Medical Image Analysis¶
Complex data correlation modelling and representation plays an important role in many applications, such as social media analysis, data classification and medical diagnosis. Here, we focus on graph/hypergraph based learning, hypergraph neural networks, multi-modal data fusion, metric learning and cost-sensitive learning methods, and their applications on visual classification, software defect prediction, and social media data filtering and recommendation.
Diagnosis of Brain Degenerated Disease¶
Brain Degenerated Disease, especially the Alzheimer’s disease (AD) have an enormous impact on our aging society. However, the identification of subtle brain changes that are associated with mild cognitive impairment (MCI), the at-risk stage of AD is still a challenging task. Different from existing works, which employ multimodal data (e.g., MRI, PET or CSF) to identify MCI subjects from normal elderly controls, we use four MRI sequences, including T1-weighted MRI, Diffusion Tensor Imaging, Resting-State functional MRI and Arterial Spin Labeling perfusion imaging. Since these MRI sequences simultaneously capture various aspects of brain structure and function during clinical routine scan, it simplifies finding the relationship between subjects by incorporating the mutual information among them. To this end, we propose a centralized hypergraph learning method to better model relationship among subjects with multiple MRIs for the purpose of MCI diagnosis. We apply our proposed method on a cohort of 41 consecutive MCI subjects and 63 age-and-gender matched controls with four MRI sequences. Our method achieves at least a 7.61% improvement in classification accuracy compared to state-of-the- art methods using multiple MRI data.
High-Order Brain Network¶
Brain functional connectivity (FC) network, estimated with resting-state functional magnetic resonance imaging (RS-fMRI) technique, has emerged as a promising approach for accurate diagnosis of neurodegenerative diseases. However, the conventional FC network is essentially low-order in the sense that only the correlations among brain regions are taken into account. The features derived from this type of brain network may fail to serve as an effective disease biomarker. To overcome this drawback, we propose extraction of novel high-order FC correlations that characterize how the low-order correlations between different pairs of brain regions interact with each other. Experimental results verify the effectiveness of the high-order FC network on disease diagnosis.

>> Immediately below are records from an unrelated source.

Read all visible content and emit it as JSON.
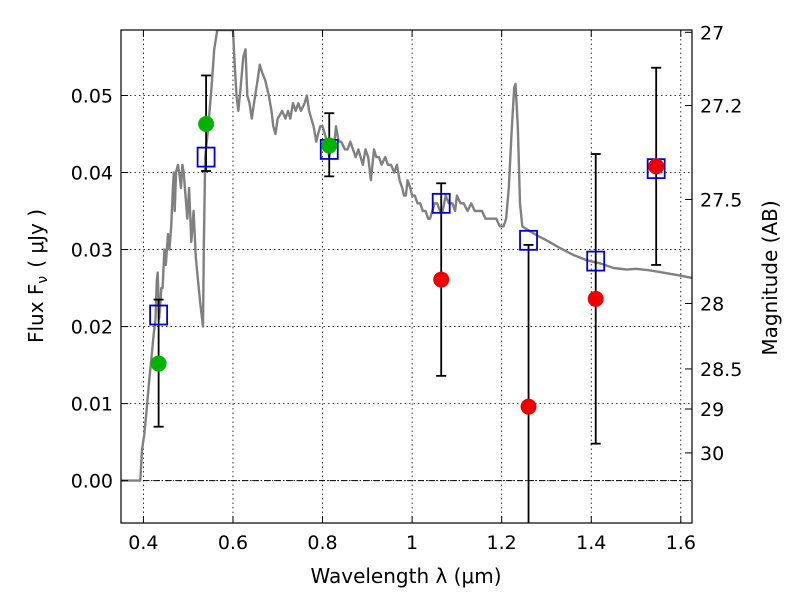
{
  "chart_data": {
    "type": "scatter",
    "xlabel": "Wavelength  λ (μm)",
    "ylabel": "Flux  F",
    "ylabel_sub": "ν",
    "ylabel_unit": "( μJy )",
    "y2label": "Magnitude (AB)",
    "xlim": [
      0.35,
      1.625
    ],
    "ylim": [
      -0.0055,
      0.0585
    ],
    "grid": true,
    "xticks": [
      {
        "value": 0.4,
        "label": "0.4"
      },
      {
        "value": 0.6,
        "label": "0.6"
      },
      {
        "value": 0.8,
        "label": "0.8"
      },
      {
        "value": 1.0,
        "label": "1"
      },
      {
        "value": 1.2,
        "label": "1.2"
      },
      {
        "value": 1.4,
        "label": "1.4"
      },
      {
        "value": 1.6,
        "label": "1.6"
      }
    ],
    "yticks": [
      {
        "value": 0.0,
        "label": "0.00"
      },
      {
        "value": 0.01,
        "label": "0.01"
      },
      {
        "value": 0.02,
        "label": "0.02"
      },
      {
        "value": 0.03,
        "label": "0.03"
      },
      {
        "value": 0.04,
        "label": "0.04"
      },
      {
        "value": 0.05,
        "label": "0.05"
      }
    ],
    "y2ticks": [
      {
        "flux": 0.0582,
        "label": "27"
      },
      {
        "flux": 0.0487,
        "label": "27.2"
      },
      {
        "flux": 0.0365,
        "label": "27.5"
      },
      {
        "flux": 0.023,
        "label": "28"
      },
      {
        "flux": 0.0145,
        "label": "28.5"
      },
      {
        "flux": 0.0093,
        "label": "29"
      },
      {
        "flux": 0.0036,
        "label": "30"
      }
    ],
    "model_spectrum": {
      "color": "#808080",
      "points": [
        [
          0.35,
          0.0
        ],
        [
          0.39,
          0.0
        ],
        [
          0.393,
          0.0
        ],
        [
          0.397,
          0.004
        ],
        [
          0.402,
          0.006
        ],
        [
          0.407,
          0.009
        ],
        [
          0.413,
          0.013
        ],
        [
          0.418,
          0.016
        ],
        [
          0.423,
          0.019
        ],
        [
          0.427,
          0.021
        ],
        [
          0.43,
          0.026
        ],
        [
          0.432,
          0.027
        ],
        [
          0.435,
          0.021
        ],
        [
          0.438,
          0.023
        ],
        [
          0.44,
          0.025
        ],
        [
          0.443,
          0.025
        ],
        [
          0.447,
          0.03
        ],
        [
          0.45,
          0.028
        ],
        [
          0.455,
          0.032
        ],
        [
          0.458,
          0.03
        ],
        [
          0.462,
          0.033
        ],
        [
          0.466,
          0.038
        ],
        [
          0.468,
          0.04
        ],
        [
          0.47,
          0.035
        ],
        [
          0.473,
          0.04
        ],
        [
          0.477,
          0.041
        ],
        [
          0.48,
          0.04
        ],
        [
          0.484,
          0.038
        ],
        [
          0.487,
          0.041
        ],
        [
          0.49,
          0.04
        ],
        [
          0.494,
          0.037
        ],
        [
          0.498,
          0.034
        ],
        [
          0.502,
          0.038
        ],
        [
          0.507,
          0.031
        ],
        [
          0.512,
          0.035
        ],
        [
          0.517,
          0.029
        ],
        [
          0.522,
          0.026
        ],
        [
          0.527,
          0.023
        ],
        [
          0.531,
          0.021
        ],
        [
          0.533,
          0.02
        ],
        [
          0.535,
          0.031
        ],
        [
          0.538,
          0.042
        ],
        [
          0.545,
          0.046
        ],
        [
          0.552,
          0.051
        ],
        [
          0.558,
          0.056
        ],
        [
          0.565,
          0.0585
        ],
        [
          0.6,
          0.0585
        ],
        [
          0.603,
          0.055
        ],
        [
          0.608,
          0.05
        ],
        [
          0.612,
          0.048
        ],
        [
          0.617,
          0.051
        ],
        [
          0.623,
          0.055
        ],
        [
          0.628,
          0.056
        ],
        [
          0.632,
          0.05
        ],
        [
          0.637,
          0.049
        ],
        [
          0.642,
          0.047
        ],
        [
          0.647,
          0.049
        ],
        [
          0.655,
          0.052
        ],
        [
          0.66,
          0.054
        ],
        [
          0.665,
          0.053
        ],
        [
          0.672,
          0.052
        ],
        [
          0.68,
          0.05
        ],
        [
          0.686,
          0.048
        ],
        [
          0.69,
          0.046
        ],
        [
          0.695,
          0.045
        ],
        [
          0.7,
          0.047
        ],
        [
          0.71,
          0.048
        ],
        [
          0.717,
          0.047
        ],
        [
          0.723,
          0.048
        ],
        [
          0.728,
          0.047
        ],
        [
          0.734,
          0.049
        ],
        [
          0.74,
          0.048
        ],
        [
          0.746,
          0.049
        ],
        [
          0.752,
          0.048
        ],
        [
          0.76,
          0.049
        ],
        [
          0.765,
          0.05
        ],
        [
          0.77,
          0.048
        ],
        [
          0.775,
          0.047
        ],
        [
          0.78,
          0.046
        ],
        [
          0.786,
          0.044
        ],
        [
          0.79,
          0.045
        ],
        [
          0.795,
          0.046
        ],
        [
          0.8,
          0.046
        ],
        [
          0.805,
          0.045
        ],
        [
          0.81,
          0.044
        ],
        [
          0.815,
          0.042
        ],
        [
          0.82,
          0.044
        ],
        [
          0.825,
          0.043
        ],
        [
          0.83,
          0.046
        ],
        [
          0.836,
          0.044
        ],
        [
          0.842,
          0.044
        ],
        [
          0.85,
          0.043
        ],
        [
          0.856,
          0.043
        ],
        [
          0.862,
          0.044
        ],
        [
          0.868,
          0.043
        ],
        [
          0.874,
          0.042
        ],
        [
          0.88,
          0.043
        ],
        [
          0.885,
          0.042
        ],
        [
          0.89,
          0.041
        ],
        [
          0.896,
          0.043
        ],
        [
          0.902,
          0.042
        ],
        [
          0.908,
          0.039
        ],
        [
          0.915,
          0.043
        ],
        [
          0.92,
          0.042
        ],
        [
          0.926,
          0.042
        ],
        [
          0.932,
          0.041
        ],
        [
          0.94,
          0.042
        ],
        [
          0.946,
          0.041
        ],
        [
          0.953,
          0.041
        ],
        [
          0.96,
          0.04
        ],
        [
          0.966,
          0.041
        ],
        [
          0.972,
          0.039
        ],
        [
          0.978,
          0.038
        ],
        [
          0.982,
          0.037
        ],
        [
          0.986,
          0.037
        ],
        [
          0.99,
          0.039
        ],
        [
          0.996,
          0.038
        ],
        [
          1.0,
          0.037
        ],
        [
          1.006,
          0.037
        ],
        [
          1.012,
          0.036
        ],
        [
          1.018,
          0.036
        ],
        [
          1.024,
          0.035
        ],
        [
          1.03,
          0.035
        ],
        [
          1.036,
          0.034
        ],
        [
          1.04,
          0.034
        ],
        [
          1.045,
          0.035
        ],
        [
          1.05,
          0.036
        ],
        [
          1.056,
          0.036
        ],
        [
          1.062,
          0.035
        ],
        [
          1.068,
          0.035
        ],
        [
          1.075,
          0.037
        ],
        [
          1.082,
          0.036
        ],
        [
          1.09,
          0.036
        ],
        [
          1.096,
          0.035
        ],
        [
          1.1,
          0.037
        ],
        [
          1.108,
          0.036
        ],
        [
          1.115,
          0.036
        ],
        [
          1.124,
          0.035
        ],
        [
          1.132,
          0.036
        ],
        [
          1.14,
          0.035
        ],
        [
          1.148,
          0.035
        ],
        [
          1.156,
          0.035
        ],
        [
          1.164,
          0.034
        ],
        [
          1.172,
          0.034
        ],
        [
          1.18,
          0.034
        ],
        [
          1.188,
          0.034
        ],
        [
          1.196,
          0.033
        ],
        [
          1.204,
          0.033
        ],
        [
          1.21,
          0.034
        ],
        [
          1.216,
          0.038
        ],
        [
          1.222,
          0.045
        ],
        [
          1.228,
          0.051
        ],
        [
          1.231,
          0.0515
        ],
        [
          1.236,
          0.046
        ],
        [
          1.241,
          0.036
        ],
        [
          1.246,
          0.033
        ],
        [
          1.26,
          0.0325
        ],
        [
          1.28,
          0.0318
        ],
        [
          1.3,
          0.0312
        ],
        [
          1.33,
          0.0302
        ],
        [
          1.36,
          0.0293
        ],
        [
          1.39,
          0.0286
        ],
        [
          1.42,
          0.0282
        ],
        [
          1.45,
          0.0276
        ],
        [
          1.48,
          0.0274
        ],
        [
          1.5,
          0.0275
        ],
        [
          1.53,
          0.0273
        ],
        [
          1.56,
          0.027
        ],
        [
          1.6,
          0.0266
        ],
        [
          1.625,
          0.0263
        ]
      ]
    },
    "series": [
      {
        "marker": "open-square",
        "color": "#0000cc",
        "x": [
          0.434,
          0.54,
          0.815,
          1.065,
          1.26,
          1.41,
          1.545
        ],
        "y": [
          0.0215,
          0.042,
          0.043,
          0.036,
          0.0312,
          0.0285,
          0.0405
        ]
      },
      {
        "marker": "filled-circle",
        "color": "#00b300",
        "x": [
          0.434,
          0.54,
          0.815
        ],
        "y": [
          0.0152,
          0.0463,
          0.0435
        ],
        "yerr_low": [
          0.0082,
          0.0061,
          0.004
        ],
        "yerr_high": [
          0.0083,
          0.0063,
          0.0042
        ]
      },
      {
        "marker": "filled-circle",
        "color": "#ee0000",
        "x": [
          1.065,
          1.26,
          1.41,
          1.545
        ],
        "y": [
          0.0261,
          0.0096,
          0.0236,
          0.0408
        ],
        "yerr_low": [
          0.0125,
          0.016,
          0.0188,
          0.0128
        ],
        "yerr_high": [
          0.0125,
          0.021,
          0.0188,
          0.0128
        ]
      }
    ]
  }
}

Cardiovascular disease diagnosis¶
Cardiovascular disease diagnosis is a very important issue in the medical field. In the diagnosis process, medical image processing and lesion area detection are areas of artificial intelligence applications. At present, the main diseases we study include heart disease (ASD), ventricular dysfunction (VSD), coronary heart disease, cerebral hemorrhage, and cerebral infarction.

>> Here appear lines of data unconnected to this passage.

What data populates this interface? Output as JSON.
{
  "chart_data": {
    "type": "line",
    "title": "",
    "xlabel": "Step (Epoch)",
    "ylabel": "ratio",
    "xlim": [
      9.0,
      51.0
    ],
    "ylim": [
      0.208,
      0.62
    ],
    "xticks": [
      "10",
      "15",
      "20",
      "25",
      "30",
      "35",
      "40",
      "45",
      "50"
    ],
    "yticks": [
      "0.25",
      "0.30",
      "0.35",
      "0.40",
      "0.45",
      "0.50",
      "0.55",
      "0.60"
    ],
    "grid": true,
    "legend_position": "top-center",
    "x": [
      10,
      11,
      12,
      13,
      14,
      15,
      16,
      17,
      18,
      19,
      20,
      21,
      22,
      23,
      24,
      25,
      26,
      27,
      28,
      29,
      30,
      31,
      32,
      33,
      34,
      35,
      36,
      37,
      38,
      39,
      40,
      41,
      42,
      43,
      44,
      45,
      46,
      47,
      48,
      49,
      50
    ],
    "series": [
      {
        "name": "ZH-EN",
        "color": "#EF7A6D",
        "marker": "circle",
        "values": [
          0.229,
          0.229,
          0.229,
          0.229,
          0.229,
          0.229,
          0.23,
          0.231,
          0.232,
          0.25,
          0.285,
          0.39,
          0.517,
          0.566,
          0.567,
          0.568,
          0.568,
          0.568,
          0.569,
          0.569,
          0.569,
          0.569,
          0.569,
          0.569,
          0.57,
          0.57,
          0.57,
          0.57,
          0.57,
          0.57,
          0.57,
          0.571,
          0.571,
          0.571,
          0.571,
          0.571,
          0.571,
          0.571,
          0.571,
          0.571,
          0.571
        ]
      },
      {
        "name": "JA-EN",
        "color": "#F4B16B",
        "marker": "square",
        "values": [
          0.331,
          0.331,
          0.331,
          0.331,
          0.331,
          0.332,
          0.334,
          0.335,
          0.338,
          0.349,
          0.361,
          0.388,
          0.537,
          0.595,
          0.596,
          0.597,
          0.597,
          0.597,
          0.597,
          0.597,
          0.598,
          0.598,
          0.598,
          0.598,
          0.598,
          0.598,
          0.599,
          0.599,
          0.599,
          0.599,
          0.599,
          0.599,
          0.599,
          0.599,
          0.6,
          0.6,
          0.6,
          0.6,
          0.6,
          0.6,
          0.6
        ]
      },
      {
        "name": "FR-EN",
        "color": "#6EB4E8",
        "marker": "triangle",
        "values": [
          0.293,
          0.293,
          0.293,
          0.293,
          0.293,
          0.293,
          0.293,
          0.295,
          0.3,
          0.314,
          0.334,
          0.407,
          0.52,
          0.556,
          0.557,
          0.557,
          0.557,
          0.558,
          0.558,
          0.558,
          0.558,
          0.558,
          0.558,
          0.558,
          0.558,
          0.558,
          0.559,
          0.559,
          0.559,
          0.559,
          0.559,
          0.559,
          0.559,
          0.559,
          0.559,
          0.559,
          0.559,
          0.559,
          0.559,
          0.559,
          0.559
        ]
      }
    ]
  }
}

Medical Image Segmentation¶
Accurate segmentation of brain anatomical structures is crucial in various neuroimaging applications, such as the investigation of imaging biomarkers for neurodegenerative diseases. Although multi-atlas patch-based segmentation (MAS) has achieved many successes in the medical imaging area, this approach has a limitation in segmenting anatomical structures associated with poor image contrast, such as infant hippocampus and gray matter nuclei in magnetic resonance images. To address this limitation, we proposed a novel MAS framework by using hierarchical hypergraph learning for the segmentation of small anatomical structures from low image-contrast regions of MR image. Experimental results on segmenting both deep gray matter structures in elderly brain images and the hippocampus on ADNI dataset showed statistically significant improvements by our proposed method, compared to all other three state-of-the-art patch-based label fusion methods.